William Cameron Menzies c’est
un peu le prototype du poissard. Plus gros coup de malchance : c’est en
quelque sorte l’âme damnée de Selznick sur le projet, et un des gars qui a le
plus bossé sur « Autant en emporte le vent », eh bien il a disparu du
générique (c’est pas le seul sur cette affaire-là me direz-vous, mais bon …).
Idem un peu plus tôt sur « La vie future » (« Things to
come » en VO). Celui qui a son nom écrit en gros sur l’affiche, c’est HG
Wells, le plus célèbre écrivain d’anticipation de l’époque (« La machine à
explorer le temps », « L’Île du Docteur Moreau », « l’Homme
invisible », « La guerre des Mondes », …).
« La vie future », c’est le projet totalement délirant et mégalo du producteur anglais d’origine tchèque Alexander Korda et de Wells, lequel s’implique à fond dans le scénario, allant même jusqu’à choisir celui qui sera chargé de la musique (Arthur Bliss, un cador du genre, qui composera une pièce de quatre (!) heures dont seules quelques bribes seront utilisées pour le film). Parce qu’à moment, il a fallu trancher dans le vif, et revenir à quelque chose de « réalisable » (techniquement et financièrement).
WC Menzies |
Le bouquin de Wells (« The
shape of things to come »), paru en 1933, décrit l’évolution de l’Angleterre
(mais pas seulement) de 1940 jusqu’en 2106. Dans le film, l’histoire s’arrête
en 2036. Classique, Wells sera très fâché par la tournure des évènements,
devant ce qu’il estime être un film au rabais de son œuvre …

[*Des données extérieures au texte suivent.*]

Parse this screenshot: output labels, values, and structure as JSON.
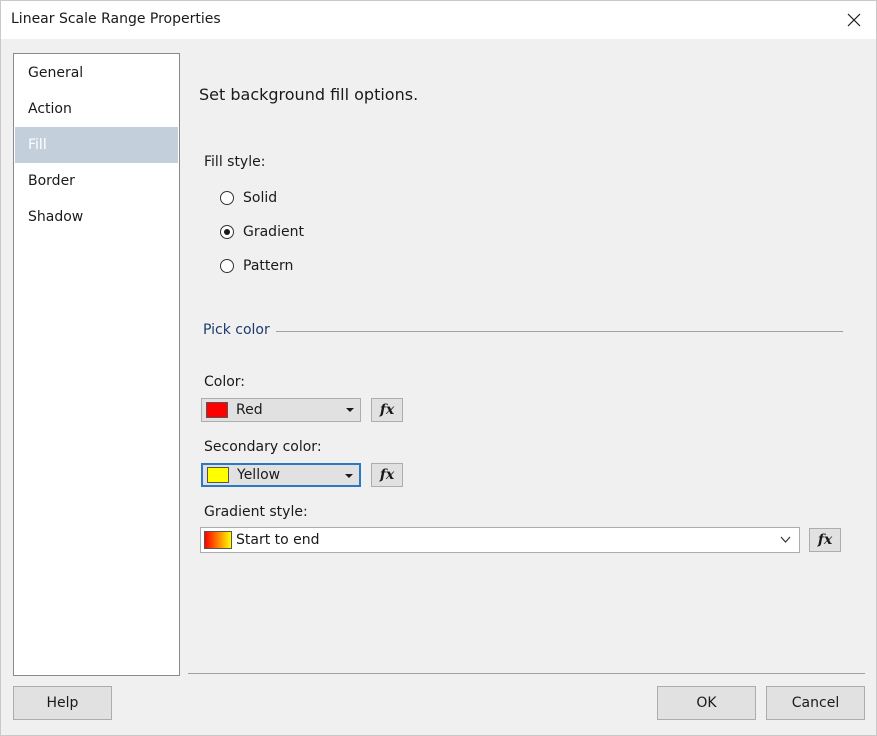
{
  "window": {
    "title": "Linear Scale Range Properties",
    "close_icon": "close-icon"
  },
  "sidebar": {
    "items": [
      {
        "label": "General",
        "selected": false
      },
      {
        "label": "Action",
        "selected": false
      },
      {
        "label": "Fill",
        "selected": true
      },
      {
        "label": "Border",
        "selected": false
      },
      {
        "label": "Shadow",
        "selected": false
      }
    ]
  },
  "main": {
    "heading": "Set background fill options.",
    "fill_style": {
      "label": "Fill style:",
      "options": [
        {
          "label": "Solid",
          "checked": false
        },
        {
          "label": "Gradient",
          "checked": true
        },
        {
          "label": "Pattern",
          "checked": false
        }
      ]
    },
    "pick_color": {
      "group_title": "Pick color",
      "color": {
        "label": "Color:",
        "value": "Red",
        "swatch": "#ff0000",
        "fx_label": "fx"
      },
      "secondary_color": {
        "label": "Secondary color:",
        "value": "Yellow",
        "swatch": "#ffff00",
        "fx_label": "fx"
      },
      "gradient_style": {
        "label": "Gradient style:",
        "value": "Start to end",
        "fx_label": "fx"
      }
    }
  },
  "footer": {
    "help_label": "Help",
    "ok_label": "OK",
    "cancel_label": "Cancel"
  },
  "colors": {
    "selection": "#c3cfda",
    "group_title": "#1c3a6e",
    "focus": "#2b79c4"
  }
}
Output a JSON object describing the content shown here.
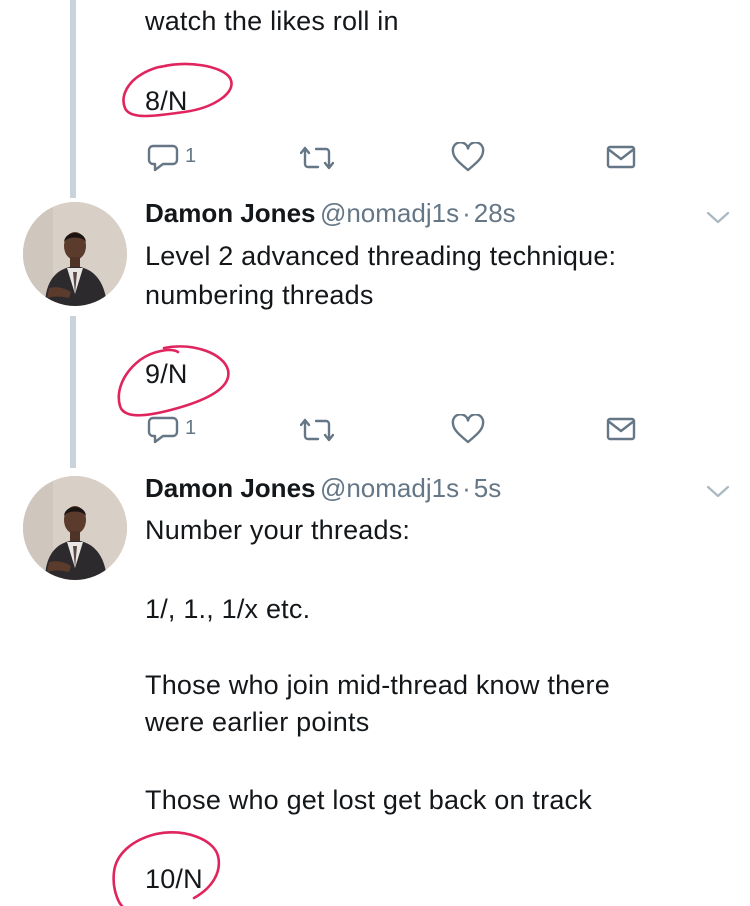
{
  "tweets": [
    {
      "text_lines": [
        "watch the likes roll in"
      ],
      "number_label": "8/N",
      "reply_count": "1"
    },
    {
      "author": "Damon Jones",
      "handle": "@nomadj1s",
      "separator": "·",
      "time": "28s",
      "text_lines": [
        "Level 2 advanced threading technique:",
        "numbering threads"
      ],
      "number_label": "9/N",
      "reply_count": "1"
    },
    {
      "author": "Damon Jones",
      "handle": "@nomadj1s",
      "separator": "·",
      "time": "5s",
      "text_lines": [
        "Number your threads:",
        "1/, 1., 1/x etc.",
        "Those who join mid-thread know there",
        "were earlier points",
        "Those who get lost get back on track"
      ],
      "number_label": "10/N"
    }
  ],
  "colors": {
    "icon": "#657786",
    "thread_line": "#c9d3dc",
    "annotation": "#e0245e"
  },
  "icons": [
    "reply-icon",
    "retweet-icon",
    "like-icon",
    "message-icon",
    "chevron-down-icon"
  ]
}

Le film commence pour le Noel 1940 à Everytown, ville fictive d’Angleterre. Les gens s’affairent à préparer le réveillon, au milieu de placards qui annoncent l’imminence d’une guerre mondiale. Et dans la nuit, les bombardements commencent. Le conflit va durer jusqu’en 1970, deuxième époque de l’histoire. Dans une humanité quasi décimée en proie à une terrible pandémie, toute structure sociale et politique a disparu. Ne subsistent que des systèmes claniques dirigés par des chefs de guerre qui luttent entre eux pour la conquête de territoires ou d’outils technologiques (des avions, de l’essence, …). Atterrit dans la ville à bord d’un avion futuriste une sorte de gourou qui prêche pour un monde scientifique et pacifique. Retenu prisonnier, il sera libéré par ses amis, technologiquement supérieurs au reste de l’humanité. Transposition en 2036 pour la troisième partie dans laquelle un nouveau monde scientifique hégémonique (voire dictatorial) part à la conquête de l’espace.
1940 |
Evidemment, à quelques mois
près, le déclenchement d’un conflit mondial a fort logiquement marqué les
esprits. Même si le régime nazi n’est pas directement évoqué, il est fortement
suggéré (il en restera des traces lors de la période suivante, dans un plan
fugace où on salue le chef de guerre – tyran, en levant et tendant les deux
bras main ouverte). Extrapolation audacieuse mais guère « magique »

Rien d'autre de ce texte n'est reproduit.